Софья Романовна молчала. Она собиралась с мыслями. Она только делала вид, что не знает о ночных телефонных разговорах сына с Каретным, о том, что он по крайней мере три раза ездил туда.
— Кто эта Жанна? — спросила Софья Романовна не характерным для нее робким голосом.
— Человек. С ногами, с руками… И всем остальным прочим, способным взволновать мужчину.
Не торопясь, словно контролируя каждое свое движение, Софья Романовна отодвинула стул, села, взяла заварной чайник с ярким, веселым подсолнухом на пузатом боку и налила в чашку темной, терпко пахнущей заварки.
— Бабушка, ты злоупотребляешь чаем. От него бывает желтый цвет лица.
— Если в кого-нибудь влюблюсь, буду румянить щеки, — невозмутимо ответила Софья Романовна и свысока посмотрела на внучку.
Отблеск электрических ламп, спрятанных в три цветных колпака абажура, ложился на стекло окна, которое казалось бы совершенно темным, если бы мокрый снег не налипал снаружи на стекла.
— Хоть бы скорее окончились учения, — кисло сказала Лиля.
Однако Софья Романовна не откликнулась на пожелание внучки.
Лиля капризно заявила:
— Что я, каторжная? Должна сидеть в этой берлоге. И дохнуть от скуки.

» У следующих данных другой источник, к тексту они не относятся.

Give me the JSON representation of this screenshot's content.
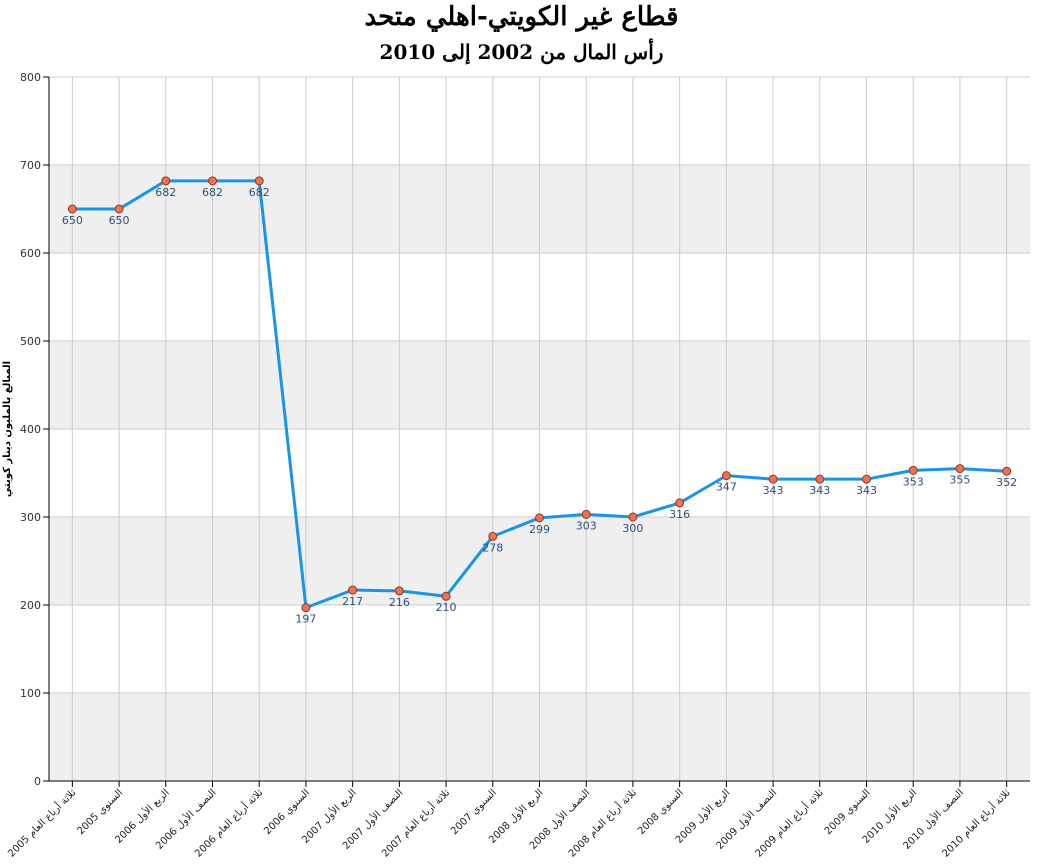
{
  "chart_data": {
    "type": "line",
    "title": "قطاع غير الكويتي-اهلي متحد",
    "subtitle": "رأس المال من 2002 إلى 2010",
    "ylabel": "المبالغ بالمليون دينار كويتي",
    "xlabel": "",
    "ylim": [
      0,
      800
    ],
    "yticks": [
      0,
      100,
      200,
      300,
      400,
      500,
      600,
      700,
      800
    ],
    "grid": true,
    "categories": [
      "ثلاثة أرباع العام 2005",
      "السنوي 2005",
      "الربع الأول 2006",
      "النصف الأول 2006",
      "ثلاثة أرباع العام 2006",
      "السنوي 2006",
      "الربع الأول 2007",
      "النصف الأول 2007",
      "ثلاثة أرباع العام 2007",
      "السنوي 2007",
      "الربع الأول 2008",
      "النصف الأول 2008",
      "ثلاثة أرباع العام 2008",
      "السنوي 2008",
      "الربع الأول 2009",
      "النصف الأول 2009",
      "ثلاثة أرباع العام 2009",
      "السنوي 2009",
      "الربع الأول 2010",
      "النصف الأول 2010",
      "ثلاثة أرباع العام 2010"
    ],
    "series": [
      {
        "values": [
          650,
          650,
          682,
          682,
          682,
          197,
          217,
          216,
          210,
          278,
          299,
          303,
          300,
          316,
          347,
          343,
          343,
          343,
          353,
          355,
          352
        ],
        "line_color": "#1a94e8",
        "marker_color": "#f07050",
        "marker_stroke": "#8a3a22"
      }
    ],
    "colors": {
      "band": "#efefef",
      "grid": "#cccccc",
      "axis": "#000000",
      "label": "#2f4f7f"
    }
  }
}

Она постучала ложкой о чашку, будто призывая невидимое общество мобилизоваться и обратить внимание на ее девчоночьи нужды. Но, кроме кота Василия, который дремал возле печки, никто не отреагировал на сигнал бедствия из-за стола, потому что Софья Романовна отличалась железным характером и выслушивать нытье внучки считала такой же рядовой неизбежностью, как уборка квартиры и кухонные хлопоты. Кот Василий приподнял правое ухо, хотел было открыть глаза, но явно передумал: ресницы дернулись чуть заметно. И все.
Софья Романовна назидательно сказала:
— Каретное далеко… Чем там, лучше уж нигде не работать. Пой, читай… Вяжи, шей…
— Мне не семьдесят лет, — горячо возразила Лиля. — Ты в моем возрасте уже орден Красного Знамени имела…
— Опережаешь события на целых пять лет, — возразила Софья Романовна. — Орден я получила в двадцать четыре года.
— Очень преклонный возраст, — хмыкнула Лиля.
— Тебе пока еще девятнадцать…
— Думаешь, в двадцать четыре я заслужу хотя бы медаль?